FRDM : Pour adresser les violences faites aux femmes et aux filles, votre association WILL dispose d’un Programme de Justice de Genre. Pouvez-vous m’en dire un peu plus ?
F.B : Nous sommes une organisation dirigée par des survivantes de MGF et nous luttons contre toutes les formes de violence à l’égard des femmes et des filles, et au cœur de cette lutte se trouve la question de la violence sexuelle et sexiste, qui inclut les MGF. Nous travaillons avec les communautés pour les sensibiliser à cette pratique et mettre fin au tabou.

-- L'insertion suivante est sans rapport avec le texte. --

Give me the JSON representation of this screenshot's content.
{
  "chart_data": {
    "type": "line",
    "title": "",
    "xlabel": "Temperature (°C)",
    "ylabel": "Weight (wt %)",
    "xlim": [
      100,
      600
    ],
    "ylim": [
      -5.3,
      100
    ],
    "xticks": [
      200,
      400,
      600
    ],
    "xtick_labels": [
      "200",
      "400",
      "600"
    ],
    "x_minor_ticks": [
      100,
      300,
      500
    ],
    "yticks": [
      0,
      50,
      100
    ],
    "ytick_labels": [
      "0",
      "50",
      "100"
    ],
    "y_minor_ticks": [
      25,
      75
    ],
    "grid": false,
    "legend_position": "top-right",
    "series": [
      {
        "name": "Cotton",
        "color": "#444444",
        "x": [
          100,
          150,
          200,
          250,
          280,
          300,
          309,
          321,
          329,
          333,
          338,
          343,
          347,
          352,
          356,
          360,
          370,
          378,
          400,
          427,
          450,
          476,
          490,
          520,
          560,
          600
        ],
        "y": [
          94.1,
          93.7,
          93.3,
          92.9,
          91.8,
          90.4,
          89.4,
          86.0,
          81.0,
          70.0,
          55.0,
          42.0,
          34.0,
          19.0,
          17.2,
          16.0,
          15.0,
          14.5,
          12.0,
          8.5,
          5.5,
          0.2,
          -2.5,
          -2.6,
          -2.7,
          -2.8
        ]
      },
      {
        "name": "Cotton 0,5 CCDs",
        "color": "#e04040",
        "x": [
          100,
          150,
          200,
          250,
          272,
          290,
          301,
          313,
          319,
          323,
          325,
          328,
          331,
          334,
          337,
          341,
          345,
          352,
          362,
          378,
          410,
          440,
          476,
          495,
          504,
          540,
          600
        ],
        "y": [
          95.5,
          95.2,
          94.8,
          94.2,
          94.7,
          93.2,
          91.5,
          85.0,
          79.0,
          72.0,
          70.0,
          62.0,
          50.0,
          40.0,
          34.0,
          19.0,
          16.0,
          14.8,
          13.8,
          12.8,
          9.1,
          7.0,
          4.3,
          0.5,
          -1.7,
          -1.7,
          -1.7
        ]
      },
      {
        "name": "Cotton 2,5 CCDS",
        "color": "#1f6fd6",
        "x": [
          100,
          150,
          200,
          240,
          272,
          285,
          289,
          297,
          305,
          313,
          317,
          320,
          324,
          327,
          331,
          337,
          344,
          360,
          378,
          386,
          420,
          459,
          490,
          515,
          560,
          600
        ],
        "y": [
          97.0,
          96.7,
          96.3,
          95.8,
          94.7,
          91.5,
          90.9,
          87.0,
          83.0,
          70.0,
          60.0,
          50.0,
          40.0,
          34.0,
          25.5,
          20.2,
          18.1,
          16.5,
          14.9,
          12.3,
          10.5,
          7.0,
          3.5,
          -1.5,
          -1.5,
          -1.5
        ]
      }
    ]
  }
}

Nous sensibilisons et travaillons avec des professionnels de la santé pour qu’ils sachent comment les MGF affectent les femmes, en particulier pendant la grossesse et l’accouchement, afin qu’elles reçoivent le soutien adéquat pendant cette période.
Nous travaillons également avec les chefs religieux pour informer sur l’idée fausse selon laquelle les MGF sont une obligation religieuse. Nous travaillons également avec les décideurs politiques et essayons de mobiliser les membres du parlement. Une autre chose qui me tient à cœur, c’est de plaider pour que davantage de femmes siègent au Parlement et participent à la prise de décision.
Notre organisation contribue également à créer des espaces sûrs pour les jeunes femmes dans le pays, afin de fournir un environnement leur permettant de s’informer sur les MGF, les mariages d’enfants, les menstruations, la pauvreté et toutes les questions associées aux problèmes de santé reproductive qui affectent les femmes et les filles en Gambie.
Une dernière chose que je voudrais dire, c’est que les mutilations génitales féminines ne sont pas quelque chose d’irréversible. Si vous n’excisez pas une fille lorsqu’elle grandit, elle n’excisera pas ses futures filles.
Si une fille est épargnée, toute une génération est sauvée.